The description of fields:

·       Name: Name of the event type, it must be unique.

·       Order: The events are processed in this order. If two events have the same Order parameter then they are processed in order according to their names

·       Level: Level of the alarm; similar to thresholds

·       Type: Type of the alarm; similar to thresholds

·       E-mail: To which address should the system send an e-mail message; similar to thresholds

·       Mobile notification: Which users or mobile notification groups must be notified when an alarm is raised

·       Command: What command should be executed; similar to thresholds. The parameters given to the command are the following:

o   Event definition internal identifier

o   Event definition name

o   Event instance internal identifier

o   Event instance name

o   C for closing and R for raising the alarm

o   When closing the alarm the alarm id within the PVSR is also included

·       Raise and Clear: In case of traps we can choose from the traps of the uploaded SNMP MIBs, and in case of syslog events the matching regular expression should be specified

·       Event identifying field: It identifies the event with the parameters selected here, and matches the raising and closing messages. The event name is formed by writing the fields successively one after the other. In both cases, the IP address records the address where the event came from. For traps we can choose from the common fields of the creating and deleting traps, and for syslogs from the match groups of the regular expression.

·       Equipment and measurement identifying field: Based on the above-described principles, the PVSR attempts to connect the event with an object in its own database. If it is not specified or there is no match, the event is created anyway; however, it is only shown under ROOT site on the Alarms page. There are two ways to find an object in PVSR: the simple and the advanced matching. The simple matching means that the application will take the value of one of the event identifying field and will look for the exact same value in the PVSR database. Although for most cases this is completely enough, in some cases the value from the event cannot be exactly found in the database or the value in the database is split into two or more event fields. In such cases the advanced matching has to be used, see 6.6.1.1

·       Name format: By default PVSR names the event by concatenating the identifier fields with spaces. This can be overwritten using this parameter, where the user can use any kind of Perl expression. It is important to note that when specified PVSR will actually identify the event using the result of this expression rather than the identifying fields

·       Event naming: When an alarm occurs for event definition D and instance I then what should PVSR show on the Alarms menu: “D I” or “I D”

·       Verbose logging: Should the received trap variables and syslog messages be saved separately.

·       Ends processing: If set then PVSR will not try to match any other event definition for a matched message

·       Generate event: If not set then PVSR will not create an event instance and alarm if a message matches this definition.

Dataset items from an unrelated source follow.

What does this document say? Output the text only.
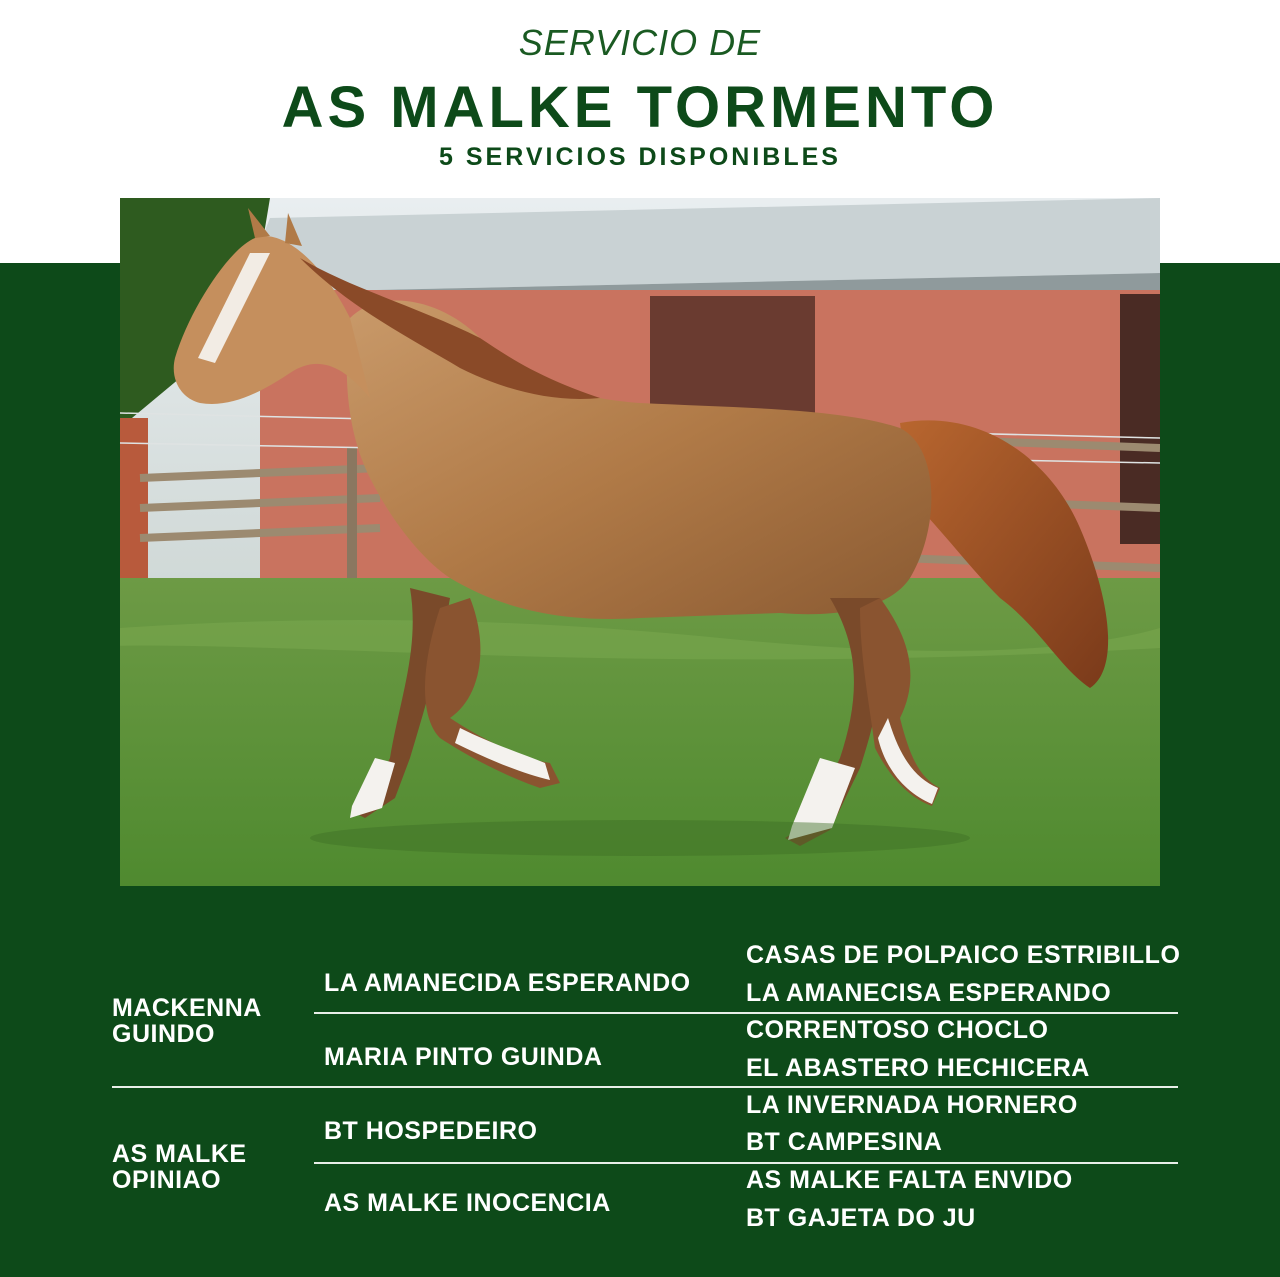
SERVICIO DE
AS MALKE TORMENTO
5 SERVICIOS DISPONIBLES
MACKENNA
GUINDO
AS MALKE
OPINIAO
LA AMANECIDA ESPERANDO
MARIA PINTO GUINDA
BT HOSPEDEIRO
AS MALKE INOCENCIA
CASAS DE POLPAICO ESTRIBILLO
LA AMANECISA ESPERANDO
CORRENTOSO CHOCLO
EL ABASTERO HECHICERA
LA INVERNADA HORNERO
BT CAMPESINA
AS MALKE FALTA ENVIDO
BT GAJETA DO JU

The intended use of this parameter is to create “exclude” filters with “Ends processing” set to Yes,  i.e. “I do not want to have an alarm if this condition is true”

·       Raise and clear event filters: In case of traps we can set conditions for the source IP address and for the trap variables, and in case of syslogs for the Facility and Severity of the message.

For the events among the alarms the PVSR displays the event type name and the event instance name together as the name.

6.6.1.1 Advanced event matching

The "Custom expression" item has to be selected from the "In the event" drop-down list in order to use the advanced event matching function. During the advanced event matching configuration a freely editable field has to be used, similary to the advanced mode during the threshold or the chart element configuration. The "Add to" link can be used to add the selected event field below the text field to the expression, and the Validate link can be used to check whether the field has a valid value or not. It is strongly recommended to be familiar with the Perl language before creating such an advanced matching, since the expression will be evaluated as a Perl expression.